Da “Da
grande voglio fare il black bloc” di Marco Travaglio, su “il Fatto
Quotidiano” del 3 di maggio 2015: (…). Scusate, ma che altro han mai fatto i
servizi segreti italiani dagli anni 60 a oggi se non infiltrare i gruppi
antigovernativi di destra e di sinistra? Nel 1969 sapevano che i fascisti
avrebbero piazzato la bomba in piazza Fontana, e gliela lasciarono piazzare.
Nel 1978 sapevano che le Br avrebbero rapito Moro, e glielo lasciarono rapire.
Nel 2001 sapevano che avremmo distrutto Genova, e ce la lasciarono distruggere.
È una tecnica vecchia come l’Italia: si chiama “destabilizzare per
stabilizzare”. E funziona ancora: dopo 50 anni, la “pista anarchica è un
evergreen.
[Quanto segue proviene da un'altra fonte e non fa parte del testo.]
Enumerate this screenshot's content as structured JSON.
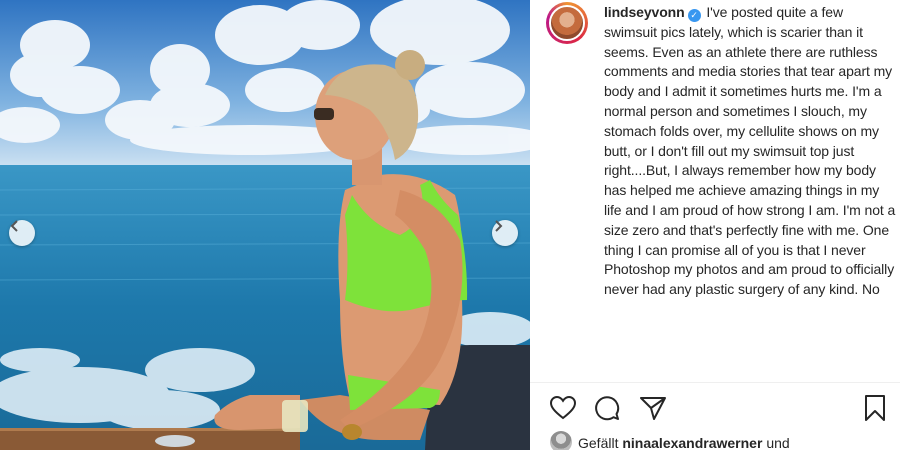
{
  "photo": {
    "alt_subject": "woman in green bikini on boat",
    "prev_icon": "chevron-left-icon",
    "next_icon": "chevron-right-icon"
  },
  "post": {
    "username": "lindseyvonn",
    "verified_icon": "verified-badge-icon",
    "caption": "I've posted quite a few swimsuit pics lately, which is scarier than it seems. Even as an athlete there are ruthless comments and media stories that tear apart my body and I admit it sometimes hurts me. I'm a normal person and sometimes I slouch, my stomach folds over, my cellulite shows on my butt, or I don't fill out my swimsuit top just right....But, I always remember how my body has helped me achieve amazing things in my life and I am proud of how strong I am.  I'm not a size zero and that's perfectly fine with me. One thing I can promise all of you is that I never Photoshop my photos and am proud to officially never had any plastic surgery of any kind. No"
  },
  "actions": {
    "like_icon": "heart-icon",
    "comment_icon": "comment-icon",
    "share_icon": "send-icon",
    "save_icon": "bookmark-icon"
  },
  "likes": {
    "prefix": "Gefällt",
    "user": "ninaalexandrawerner",
    "suffix": "und"
  },
  "colors": {
    "verified": "#3897f0",
    "text": "#262626",
    "bikini": "#7ee23a"
  }
}
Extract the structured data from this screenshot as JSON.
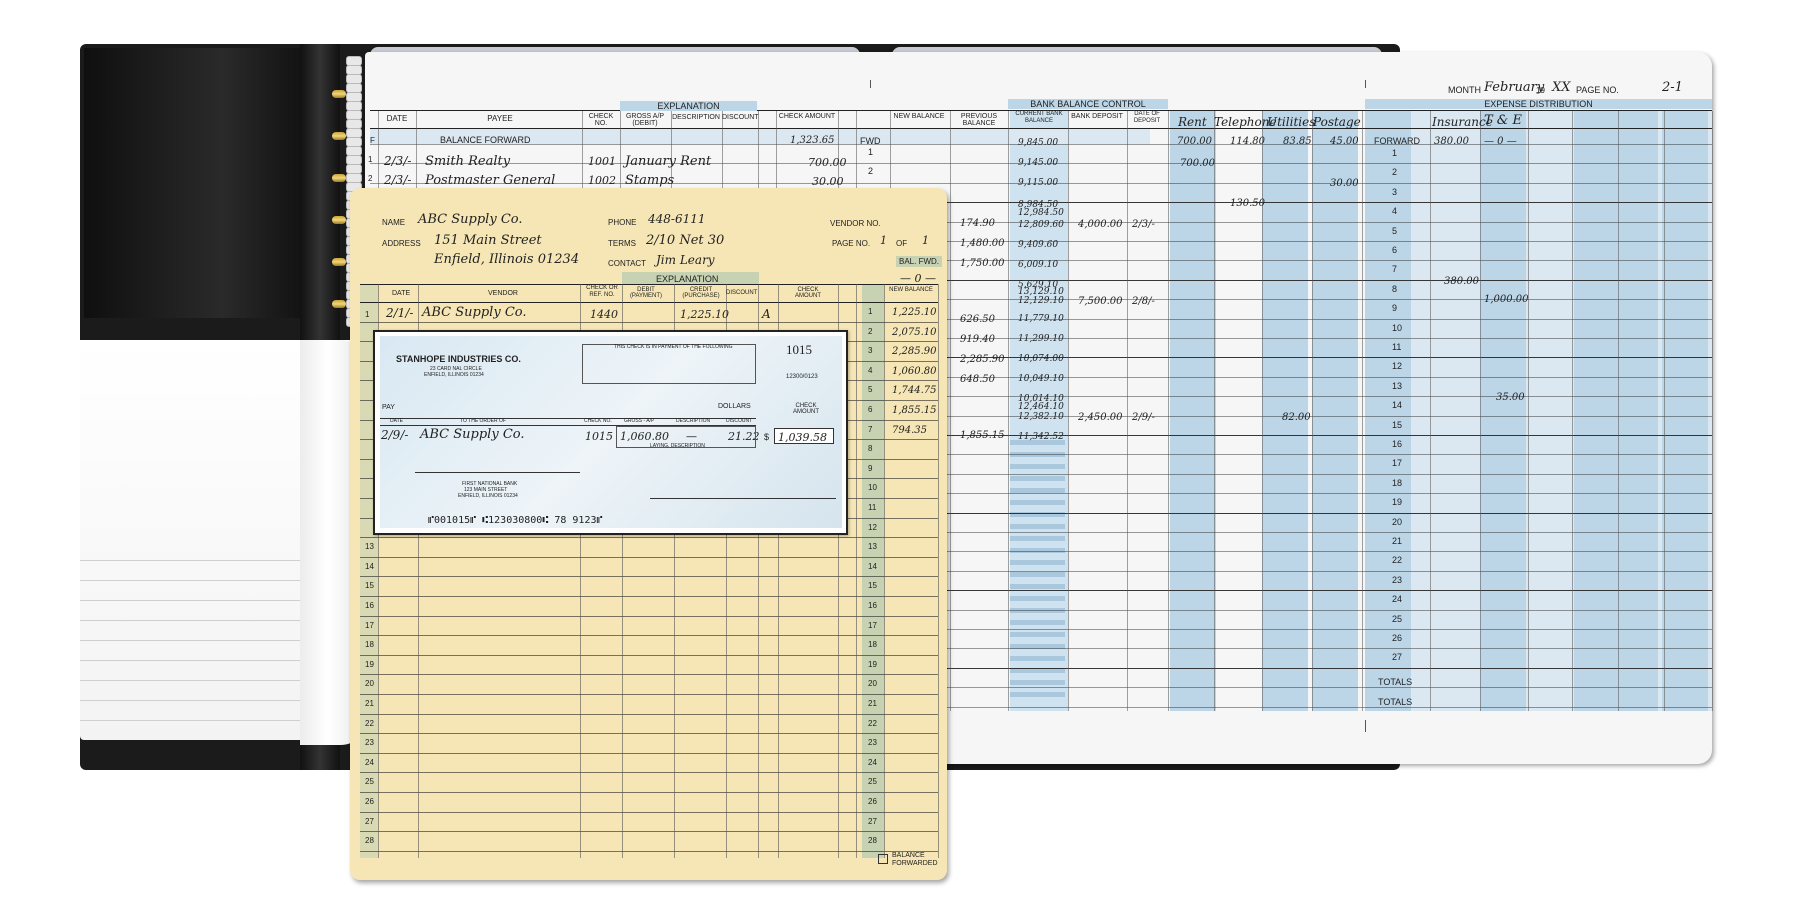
{
  "ledger": {
    "month_label": "MONTH",
    "month_value": "February",
    "year_prefix": "19",
    "year_value": "XX",
    "page_label": "PAGE NO.",
    "page_value": "2-1",
    "explanation_header": "EXPLANATION",
    "bank_balance_control": "BANK BALANCE CONTROL",
    "expense_distribution": "EXPENSE DISTRIBUTION",
    "columns": {
      "date": "DATE",
      "payee": "PAYEE",
      "check_no": "CHECK NO.",
      "gross_ap": "GROSS A/P (DEBIT)",
      "description": "DESCRIPTION",
      "discount": "DISCOUNT",
      "check_amount": "CHECK AMOUNT",
      "new_balance": "NEW BALANCE",
      "previous_balance": "PREVIOUS BALANCE",
      "current_bank_balance": "CURRENT BANK BALANCE",
      "bank_deposit": "BANK DEPOSIT",
      "date_of_deposit": "DATE OF DEPOSIT"
    },
    "expense_cols": [
      "Rent",
      "Telephone",
      "Utilities",
      "Postage",
      "",
      "Insurance",
      "T & E"
    ],
    "balance_forward": "BALANCE FORWARD",
    "balance_forward_amount": "1,323.65",
    "fwd": "FWD",
    "forward_label": "FORWARD",
    "totals": [
      "TOTALS",
      "TOTALS"
    ],
    "row_f": "F",
    "entries": [
      {
        "num": "1",
        "date": "2/3/-",
        "payee": "Smith Realty",
        "check": "1001",
        "desc": "January Rent",
        "amount": "700.00"
      },
      {
        "num": "2",
        "date": "2/3/-",
        "payee": "Postmaster General",
        "check": "1002",
        "desc": "Stamps",
        "amount": "30.00"
      }
    ],
    "bank_balances": [
      "9,845.00",
      "9,145.00",
      "9,115.00",
      "8,984.50",
      "12,984.50",
      "12,809.60",
      "9,409.60",
      "6,009.10",
      "5,629.10",
      "13,129.10",
      "12,129.10",
      "11,779.10",
      "11,299.10",
      "10,074.00",
      "10,049.10",
      "10,014.10",
      "12,464.10",
      "12,382.10",
      "11,342.52"
    ],
    "deposits": [
      {
        "amount": "4,000.00",
        "date": "2/3/-"
      },
      {
        "amount": "7,500.00",
        "date": "2/8/-"
      },
      {
        "amount": "2,450.00",
        "date": "2/9/-"
      }
    ],
    "prev_balances": [
      "174.90",
      "1,480.00",
      "1,750.00",
      "626.50",
      "919.40",
      "2,285.90",
      "648.50",
      "1,855.15"
    ],
    "forward_amounts": {
      "rent": "700.00",
      "telephone": "114.80",
      "utilities": "83.85",
      "postage": "45.00",
      "insurance": "380.00",
      "te": "— 0 —"
    },
    "expense_entries": {
      "rent_1": "700.00",
      "postage_2": "30.00",
      "telephone_3": "130.50",
      "insurance_7": "380.00",
      "te_8": "1,000.00",
      "te_13": "35.00",
      "utilities_14": "82.00"
    },
    "row_numbers": [
      "1",
      "2",
      "3",
      "4",
      "5",
      "6",
      "7",
      "8",
      "9",
      "10",
      "11",
      "12",
      "13",
      "14",
      "15",
      "16",
      "17",
      "18",
      "19",
      "20",
      "21",
      "22",
      "23",
      "24",
      "25",
      "26",
      "27"
    ]
  },
  "card": {
    "name_label": "NAME",
    "name_value": "ABC Supply Co.",
    "address_label": "ADDRESS",
    "address_line1": "151 Main Street",
    "address_line2": "Enfield, Illinois 01234",
    "phone_label": "PHONE",
    "phone_value": "448-6111",
    "terms_label": "TERMS",
    "terms_value": "2/10 Net 30",
    "contact_label": "CONTACT",
    "contact_value": "Jim Leary",
    "vendor_no_label": "VENDOR NO.",
    "page_no_label": "PAGE NO.",
    "page_no_value": "1",
    "of_label": "OF",
    "of_value": "1",
    "bal_fwd": "BAL. FWD.",
    "bal_fwd_value": "— 0 —",
    "explanation": "EXPLANATION",
    "cols": {
      "date": "DATE",
      "vendor": "VENDOR",
      "check_ref": "CHECK OR REF. NO.",
      "debit": "DEBIT (PAYMENT)",
      "credit": "CREDIT (PURCHASE)",
      "discount": "DISCOUNT",
      "check_amount": "CHECK AMOUNT",
      "new_balance": "NEW BALANCE"
    },
    "entry": {
      "num": "1",
      "date": "2/1/-",
      "vendor": "ABC Supply Co.",
      "ref": "1440",
      "credit": "1,225.10",
      "mark": "A"
    },
    "new_balances": [
      "1,225.10",
      "2,075.10",
      "2,285.90",
      "1,060.80",
      "1,744.75",
      "1,855.15",
      "794.35"
    ],
    "row_numbers": [
      "1",
      "2",
      "3",
      "4",
      "5",
      "6",
      "7",
      "8",
      "9",
      "10",
      "11",
      "12",
      "13",
      "14",
      "15",
      "16",
      "17",
      "18",
      "19",
      "20",
      "21",
      "22",
      "23",
      "24",
      "25",
      "26",
      "27",
      "28"
    ],
    "balance_forwarded": "BALANCE FORWARDED"
  },
  "check": {
    "company": "STANHOPE INDUSTRIES CO.",
    "company_addr1": "23 CARD NAL CIRCLE",
    "company_addr2": "ENFIELD, ILLINOIS 01234",
    "payment_note": "THIS CHECK IS IN PAYMENT OF THE FOLLOWING",
    "number": "1015",
    "routing_small": "12300/0123",
    "pay": "PAY",
    "dollars": "DOLLARS",
    "check_amount_label": "CHECK AMOUNT",
    "cols": {
      "date": "DATE",
      "to_order": "TO THE ORDER OF",
      "check_no": "CHECK NO.",
      "gross": "GROSS - A/P",
      "description": "DESCRIPTION",
      "discount": "DISCOUNT"
    },
    "date": "2/9/-",
    "payee": "ABC Supply Co.",
    "check_no": "1015",
    "gross": "1,060.80",
    "desc": "—",
    "discount": "21.22",
    "dollar_sign": "$",
    "amount": "1,039.58",
    "remittance": "LAYING, DESCRIPTION",
    "bank1": "FIRST NATIONAL BANK",
    "bank2": "123 MAIN STREET",
    "bank3": "ENFIELD, ILLINOIS 01234",
    "micr": "⑈001015⑈ ⑆123030800⑆ 78 9123⑈"
  }
}
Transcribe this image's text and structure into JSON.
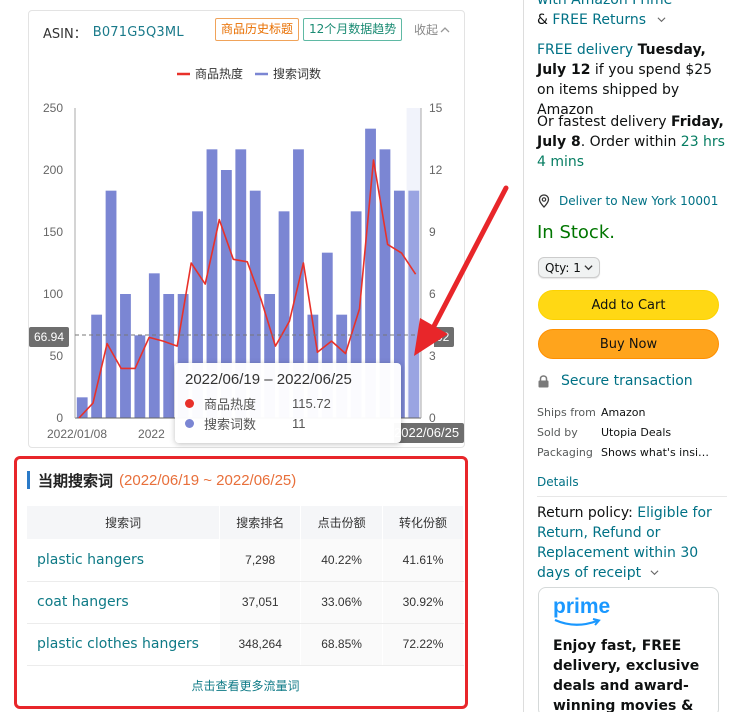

L’altroieri lo sapevano benissimo che avremmo fatto quei danni a
Milano, e ce li hanno lasciati fare.
Non parlo dei poveri e ignari poliziotti da strada, mandati allo
sbaraglio con l’ordine di non caricare (…). Parlo di chi, dietro e sopra di
loro, sapeva da mesi del nostro arrivo, e l’ha pure fatto scrivere dai giornali
e dire dai tg per fare bella figura, poi ci ha spianato la strada come sempre.
Con la differenza che con Berlusconi l’ordine era di menare qualcuno
purchessia, a caso (esclusi noi, ci mancherebbe). Ora invece, dopo la sentenza
di Strasburgo sulle torture alla Diaz, la consegna è non menare più nessuno:
prenderle e basta. Così poi le vostre solite teste di Twitter possono dare la
colpa a Fedez (un rapper mandante nostro? Uahahahahah). E quel genio di Alfano
può dire che “abbiamo evitato il peggio”. Ma come si permette di svilire così
il nostro onesto lavoro? Che si aspettava, i bombardamenti di Dresda? Comunque,
messaggio recepito: al prossimo grande evento, faremo meglio.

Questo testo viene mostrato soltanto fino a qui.